Ein entscheidendes Jahr in der Geschichte der Apotheken war 1770. Bis dahin galten die „Constitutiones“ Friedrichs II. und es gab keine einheitlichen, für alle Länder Österreichs geltenden Regelungen des Apothekenwesens. Die einzelnen Länder und städtischen Magistrate gaben eigene Apothekenordnungen und Vorschriften heraus. Es war Maria Theresia, die 1770 durch das Sanitäts-Hauptnormativ eine einheitliche Regelung erließ. Hinsichtlich der Ausbildung der Apotheker wurde verfügt, dass jeder Leiter einer Apotheke in den Habsburgischen Ländern an einer inländischen Universität Prüfungen abgelegt haben muss. Die Zulassung zu den Prüfungen war an den vorherigen Besuch bestimmter Vorlesungen gebunden.

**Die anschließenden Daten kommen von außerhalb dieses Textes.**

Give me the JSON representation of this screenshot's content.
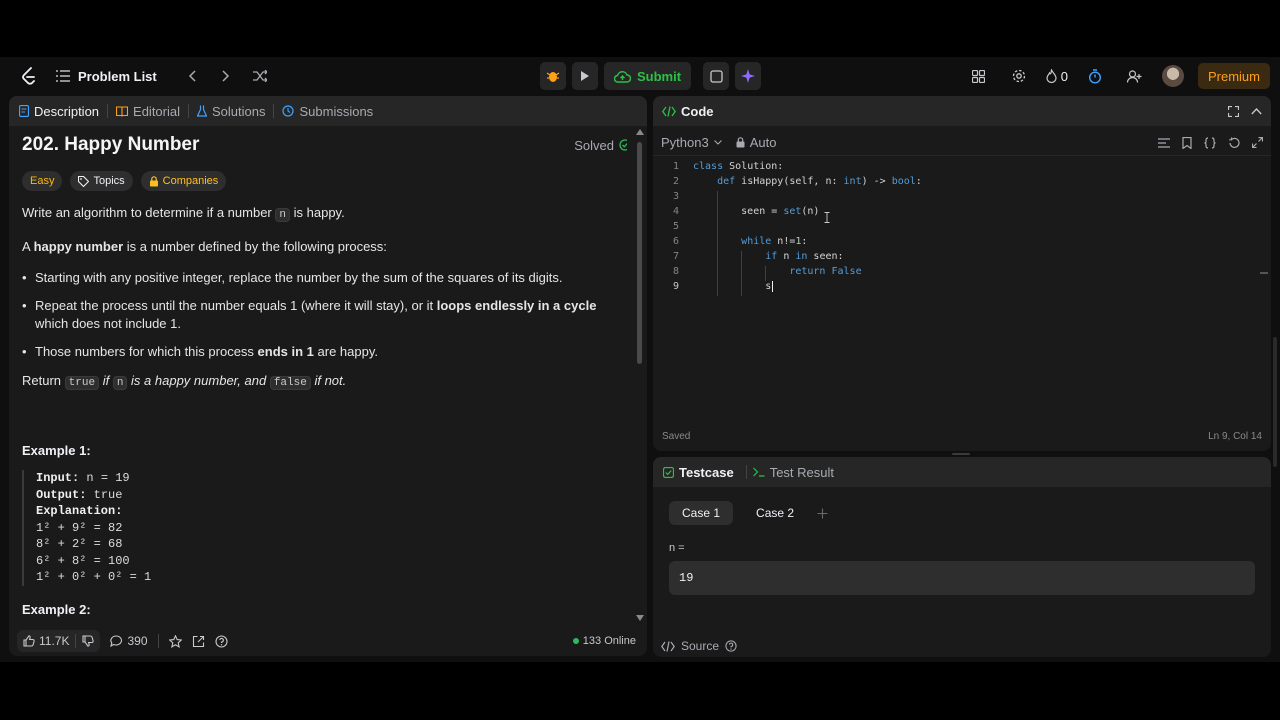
{
  "navbar": {
    "problem_list": "Problem List",
    "submit": "Submit",
    "streak_count": "0",
    "premium": "Premium"
  },
  "left": {
    "tabs": [
      "Description",
      "Editorial",
      "Solutions",
      "Submissions"
    ],
    "title": "202. Happy Number",
    "solved": "Solved",
    "tags": [
      "Easy",
      "Topics",
      "Companies"
    ],
    "p1_a": "Write an algorithm to determine if a number",
    "p1_code": "n",
    "p1_b": "is happy.",
    "p2_a": "A ",
    "p2_bold": "happy number",
    "p2_b": " is a number defined by the following process:",
    "bullets": [
      {
        "a": "Starting with any positive integer, replace the number by the sum of the squares of its digits.",
        "bold": "",
        "b": ""
      },
      {
        "a": "Repeat the process until the number equals 1 (where it will stay), or it ",
        "bold": "loops endlessly in a cycle",
        "b": " which does not include 1."
      },
      {
        "a": "Those numbers for which this process ",
        "bold": "ends in 1",
        "b": " are happy."
      }
    ],
    "ret_a": "Return",
    "ret_true": "true",
    "ret_if": "if",
    "ret_n": "n",
    "ret_mid": "is a happy number, and",
    "ret_false": "false",
    "ret_end": "if not.",
    "example1_title": "Example 1:",
    "example1": {
      "input_label": "Input:",
      "input": "n = 19",
      "output_label": "Output:",
      "output": "true",
      "explanation_label": "Explanation:",
      "lines": [
        "1² + 9² = 82",
        "8² + 2² = 68",
        "6² + 8² = 100",
        "1² + 0² + 0² = 1"
      ]
    },
    "example2_title": "Example 2:",
    "likes": "11.7K",
    "comments": "390",
    "online": "133 Online"
  },
  "code": {
    "title": "Code",
    "language": "Python3",
    "auto": "Auto",
    "lines": [
      "1",
      "2",
      "3",
      "4",
      "5",
      "6",
      "7",
      "8",
      "9"
    ],
    "status_saved": "Saved",
    "status_pos": "Ln 9, Col 14"
  },
  "testcase": {
    "tab1": "Testcase",
    "tab2": "Test Result",
    "case1": "Case 1",
    "case2": "Case 2",
    "var_label": "n =",
    "var_value": "19",
    "source": "Source"
  }
}
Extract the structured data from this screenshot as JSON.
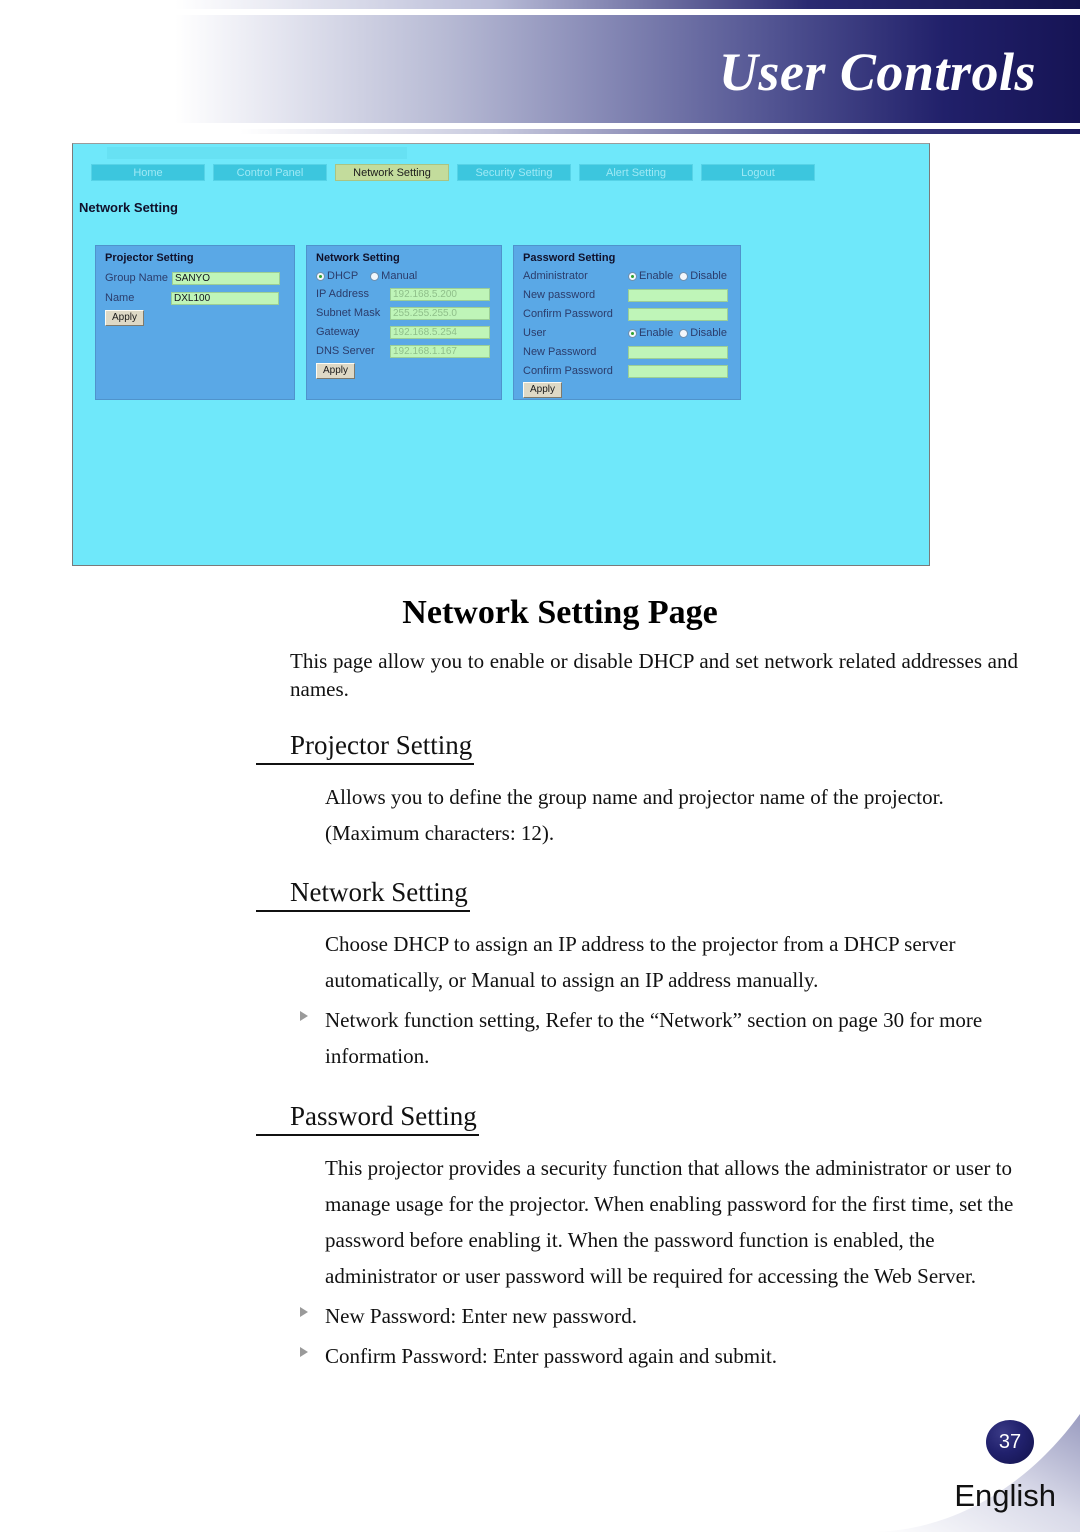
{
  "header": {
    "title": "User Controls"
  },
  "screenshot": {
    "page_heading": "Network Setting",
    "nav_tabs": [
      {
        "label": "Home",
        "active": false
      },
      {
        "label": "Control Panel",
        "active": false
      },
      {
        "label": "Network Setting",
        "active": true
      },
      {
        "label": "Security Setting",
        "active": false
      },
      {
        "label": "Alert Setting",
        "active": false
      },
      {
        "label": "Logout",
        "active": false
      }
    ],
    "projector_panel": {
      "title": "Projector Setting",
      "group_name_label": "Group Name",
      "group_name_value": "SANYO",
      "name_label": "Name",
      "name_value": "DXL100",
      "apply_label": "Apply"
    },
    "network_panel": {
      "title": "Network Setting",
      "dhcp_label": "DHCP",
      "manual_label": "Manual",
      "ip_label": "IP Address",
      "ip_value": "192.168.5.200",
      "subnet_label": "Subnet Mask",
      "subnet_value": "255.255.255.0",
      "gateway_label": "Gateway",
      "gateway_value": "192.168.5.254",
      "dns_label": "DNS Server",
      "dns_value": "192.168.1.167",
      "apply_label": "Apply"
    },
    "password_panel": {
      "title": "Password Setting",
      "administrator_label": "Administrator",
      "admin_enable_label": "Enable",
      "admin_disable_label": "Disable",
      "admin_new_password_label": "New password",
      "admin_new_password_value": "",
      "admin_confirm_label": "Confirm Password",
      "admin_confirm_value": "",
      "user_label": "User",
      "user_enable_label": "Enable",
      "user_disable_label": "Disable",
      "user_new_password_label": "New Password",
      "user_new_password_value": "",
      "user_confirm_label": "Confirm Password",
      "user_confirm_value": "",
      "apply_label": "Apply"
    },
    "colors": {
      "page_background": "#6fe8fa",
      "panel_background": "#5aa8e6",
      "tab_background": "#3cc6de",
      "tab_active_background": "#c3dc9c",
      "textbox_background": "#bff5b8"
    }
  },
  "document": {
    "title": "Network Setting Page",
    "intro": "This page allow you to enable or disable DHCP and set network related addresses and names.",
    "sections": [
      {
        "heading": "Projector Setting",
        "paragraphs": [
          "Allows you to define the group name and projector name of the projector. (Maximum characters: 12)."
        ],
        "bullets": []
      },
      {
        "heading": "Network Setting",
        "paragraphs": [
          "Choose DHCP to assign an IP address to the projector from a DHCP server automatically, or Manual to assign an IP address manually."
        ],
        "bullets": [
          "Network function setting, Refer to the “Network” section on page 30 for more information."
        ]
      },
      {
        "heading": "Password Setting",
        "paragraphs": [
          "This projector provides a security function that allows the administrator or user to manage usage for the projector. When enabling password for the first time, set the password before enabling it. When the password function is enabled, the administrator or user password will be required for accessing the Web Server."
        ],
        "bullets": [
          "New Password: Enter new password.",
          "Confirm Password: Enter password again and submit."
        ]
      }
    ]
  },
  "footer": {
    "page_number": "37",
    "language": "English"
  }
}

Im Jahr 1804 wurde das Pharmaziestudium zur verpflichtenden Voraussetzung für die Berufsausübung – Österreich war das erste Land der Welt, das diesen Schritt ging. Der akademische Grad Magister der Pharmazie wurde 1840 eingeführt und 1853 amtlich festgelegt, Frauen wurden erstmals 1900 zum Pharmaziestudium zugelassen. 

Der Weg zum wissenschaftlichen Arzneimittelexperten

Ein weiterer großer Schritt für die Apothekerschaft fand Ende des 19. und Anfang des 20. Jahrhunderts statt: Dank der großen Errungenschaften der pharmazeutischen Industrie wandelte sich der/die Apotheker:in vom Heilmittelherstellenden zum/zur spezialisierten, wissenschaftlich ausgebildeten Arzneimittelexpert:in mit der vorrangigen Aufgabe, die Qualität und Identität von Medikamenten zu prüfen und sich der pharmazeutischen Beratung zu widmen. Heute stehen Apotheker:innen in ihrem Arbeitsalltag technische Hilfsmittel zur Verfügung – diese reichen von vollautomatischen Lagerrobotern bis zur Reinraumtechnologie. Zwischenzeitlich kümmern sich österreichweit mehr als 1.400 öffentliche Apotheken und 42 Krankenhausapotheken um das Wohl der Menschen – 1650 waren es um die 50, 1925 waren es 574 und 1994 überstieg die Zahl der Apotheken die Tausendermarke. Eines ist aber über all die Jahrhunderte gleich geblieben: Die Menschen werden mit hochwertigen Arzneimitteln versorgt, von den Apotheker:innen ihres Vertrauens kompetent beraten und gewissenhaft betreut.